Ingesting documents with the mSearch API

🔍 mSearch finds documents with similar meaning 🔍

Ingesting documents

Simple Examples

Upload 2 structured documents from JSON

POST /msearch/collections/{collection_id}/documents
content-type: application/json

{
  "documents": [
    {
      "document_id": "ticket_123",
      "ticket_title": "Keybard replacement",
      "ticket_text": "Spilled coffee on my laptop and now I can't type, need help"
    },
    {
      "document_id": "ticket_456",
      "ticket_title": "Ventilator broken",
      "ticket_text": "The ceiling fan in my office won't stop, makes loud noise"
    }
  ]
}

Upload 1 textual document

POST /msearch/collections/{collection_id}/documents
content-type: application/pdf

{bytes of the pdf}

Upload several textual documents

POST /msearch/collections/{collection_id}/documents
content-type: application/zip

{bytes of a zip file that contains multiple docs in various formats}

How ingestion works

Documents in a collection consist of multiple fields that hold that document's data. A collection defines a schema that describes the data types of those fields, such as text, id, or enum. All documents in one collection are assumed to share the same schema (share the same fields). Not all fields need to be populated for every document in a collection. Each document however must have its document_id property set to an identifier unique within its collection. The document_id is populated from a field typed id. There should be exactly one field typed id in every collection schema; the name of that field (as well as all other fields) can be arbitrary.

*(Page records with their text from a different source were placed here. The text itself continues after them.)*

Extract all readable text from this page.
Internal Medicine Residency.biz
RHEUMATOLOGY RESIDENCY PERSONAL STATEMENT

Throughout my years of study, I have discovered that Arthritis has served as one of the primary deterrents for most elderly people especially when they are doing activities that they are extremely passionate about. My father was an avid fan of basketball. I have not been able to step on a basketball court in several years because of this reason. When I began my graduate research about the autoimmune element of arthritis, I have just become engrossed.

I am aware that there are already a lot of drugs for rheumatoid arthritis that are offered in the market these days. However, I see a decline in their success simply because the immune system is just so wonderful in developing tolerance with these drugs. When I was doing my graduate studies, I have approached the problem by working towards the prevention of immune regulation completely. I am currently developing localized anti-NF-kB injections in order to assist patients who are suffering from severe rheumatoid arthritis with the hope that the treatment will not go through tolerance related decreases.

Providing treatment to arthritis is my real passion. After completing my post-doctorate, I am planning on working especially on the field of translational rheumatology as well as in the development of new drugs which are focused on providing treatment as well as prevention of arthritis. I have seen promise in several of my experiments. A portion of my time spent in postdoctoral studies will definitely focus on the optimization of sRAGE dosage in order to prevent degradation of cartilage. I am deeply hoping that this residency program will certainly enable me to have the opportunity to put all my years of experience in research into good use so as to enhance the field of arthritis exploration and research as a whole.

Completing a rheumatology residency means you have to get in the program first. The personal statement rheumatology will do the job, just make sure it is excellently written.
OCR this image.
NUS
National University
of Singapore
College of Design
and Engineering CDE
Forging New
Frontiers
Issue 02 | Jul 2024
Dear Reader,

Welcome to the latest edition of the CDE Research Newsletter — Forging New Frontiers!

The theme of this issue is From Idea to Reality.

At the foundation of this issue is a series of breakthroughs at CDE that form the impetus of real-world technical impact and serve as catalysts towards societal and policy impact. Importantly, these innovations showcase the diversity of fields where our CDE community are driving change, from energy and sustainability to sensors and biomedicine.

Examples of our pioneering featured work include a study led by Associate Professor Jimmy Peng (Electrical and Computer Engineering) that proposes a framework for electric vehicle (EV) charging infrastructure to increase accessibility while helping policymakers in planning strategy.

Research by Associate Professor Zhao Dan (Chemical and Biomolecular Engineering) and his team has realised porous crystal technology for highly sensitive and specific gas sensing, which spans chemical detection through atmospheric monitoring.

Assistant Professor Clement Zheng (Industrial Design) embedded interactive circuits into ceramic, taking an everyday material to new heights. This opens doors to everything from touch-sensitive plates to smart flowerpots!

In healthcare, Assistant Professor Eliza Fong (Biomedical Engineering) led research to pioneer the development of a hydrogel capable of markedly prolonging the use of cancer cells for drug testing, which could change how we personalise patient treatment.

When a document or documents are uploaded, their document_id is either specified explicitly as part of the upload request, or is computed automatically as a hash digest from document content. When uploading a document whose document_id already exists in a collection, that document is updated. With auto-computed document ids, uploading the same document twice will not insert another copy of that document, but instead will update the existing doc. It is however recommended to use meaningful identifiers to populate document_id of uploaded documents, such as ids derived from uploaded file names or assigned explicitly.

Endpoints and formats

mSearch can ingest documents of various formats. These endpoints can be used to upload documents:

The first two accept single or multiple documents. Both are functionally equivalent but differ in how they are documented in the interactive mSearch Swagger doc. The first one is documented to accept a raw POST request body with bytes in a given format. The second is documented to accept a multipart/form-data POST request body, allowing for the upload of multiple files of various formats and file names. Outside the Swagger doc, both endpoints accept the same content.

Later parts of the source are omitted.